By Kathy Jefcoats
ATLANTA — A former facilities director at Woodruff Arts Center has pleaded guilty to stealing more than $1 million from the popular Atlanta cultural complex.
U.S. Attorney Sally Quillian Yates said Ralph Clark, 42, of Ellenwood faces up to 10 years in prison and up to a $250,000 fine when he is sentenced Aug. 7.
“The Woodruff Arts Center is an important part of the fabric of our community,” said Yates. “This defendant embezzled over $1 million from funds intended for the benefit of our citizens.”
Mark F. Giuliano, special agent in charge in the FBI Atlanta Field Office, said Clark violated the trust of the Center.
“Mr. Clark chose to violate his position of trust at the Woodruff Arts Center,” he said. “In addition, he violated federal law by attempting to profit through arrangements with various contracted vendors.
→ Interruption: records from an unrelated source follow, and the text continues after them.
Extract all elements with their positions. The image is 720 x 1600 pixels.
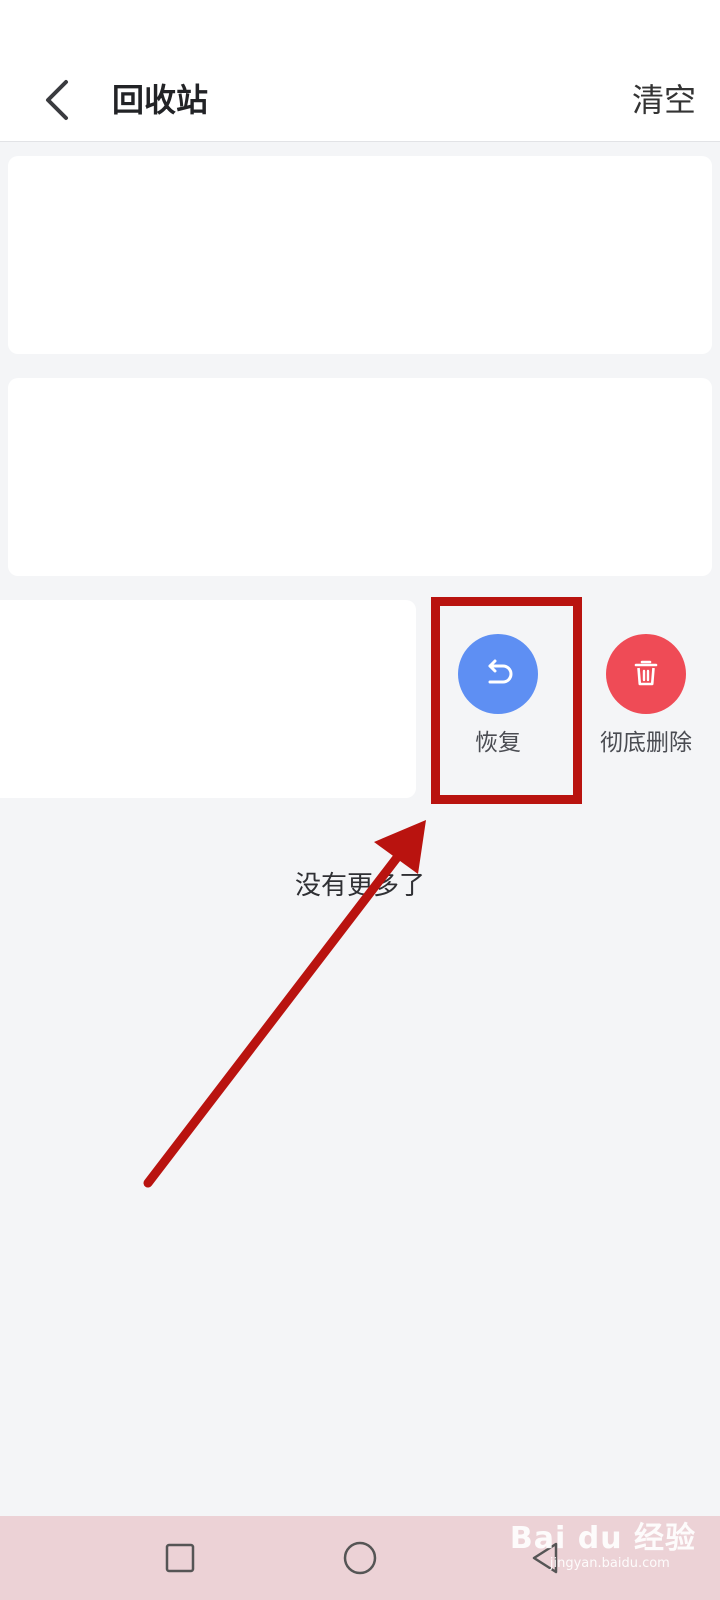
clear-all-button[interactable]: 清空 xyxy=(632,80,696,120)
undo-arrow-icon xyxy=(488,659,513,684)
delete-label: 彻底删除 xyxy=(600,730,692,756)
restore-button[interactable]: 恢复 xyxy=(438,634,558,758)
system-navigation-bar xyxy=(0,1516,720,1600)
restore-label: 恢复 xyxy=(475,730,521,756)
home-button[interactable] xyxy=(334,1532,386,1584)
square-icon xyxy=(165,1543,195,1573)
recent-apps-button[interactable] xyxy=(154,1532,206,1584)
page-title: 回收站 xyxy=(112,81,209,119)
app-header: 回收站 清空 xyxy=(0,0,720,142)
triangle-back-icon xyxy=(532,1542,558,1574)
delete-icon-circle xyxy=(606,634,686,714)
chevron-left-icon xyxy=(46,80,68,120)
circle-icon xyxy=(343,1541,377,1575)
system-back-button[interactable] xyxy=(520,1532,572,1584)
list-item[interactable] xyxy=(8,156,712,354)
restore-icon-circle xyxy=(458,634,538,714)
delete-permanently-button[interactable]: 彻底删除 xyxy=(586,634,706,758)
trash-icon xyxy=(634,660,658,686)
no-more-text: 没有更多了 xyxy=(294,871,425,901)
list-item[interactable] xyxy=(8,378,712,576)
back-button[interactable] xyxy=(30,72,86,128)
list-item-swiped[interactable] xyxy=(0,600,416,798)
The FBI will continue to provide assistance and investigative resources in such matters that negatively impact our non-profit, cultural institutions such as the Woodruff Arts Center.”
Yates said Clark was promoted to director of facilities at the Center in June 2006. His duties included ensuring that the Center was properly maintained. As director of facilities, he was authorized to approve vendor contracts up to $50,000. While carrying out these duties between November 2005 and October 2012, Clark embezzled more than $1.1 million from the Center, said Yates.
"Clark embezzled the money by submitting invoices for bogus expenses to Woodruff Arts Center’s accounts payable department," she said. "The bogus invoices included invoices from his wife’s business — Lowe’s Services — which was an apartment cleaning business set up by his wife in 2003."
The bogus Lowe’s Services invoices were for goods and services that were never provided to the Center or were performed by Clark himself, said Yates.
"After the accounts payable department received the invoice, they generated checks from their checking account at SunTrust Bank," she said. "Clark would then pick the checks up in person and deposit them into accounts on which he had signatory authority."
Clark also defrauded the Center by requiring another vendor who provided maintenance services to pay him kickbacks based on inflated invoices, said Yates. Clark told the vendor that in order for him to get future work he would have to inflate invoices Clark ultimately submitted to Center by 30 percent, and then give that 30 percent back to Clark, she said.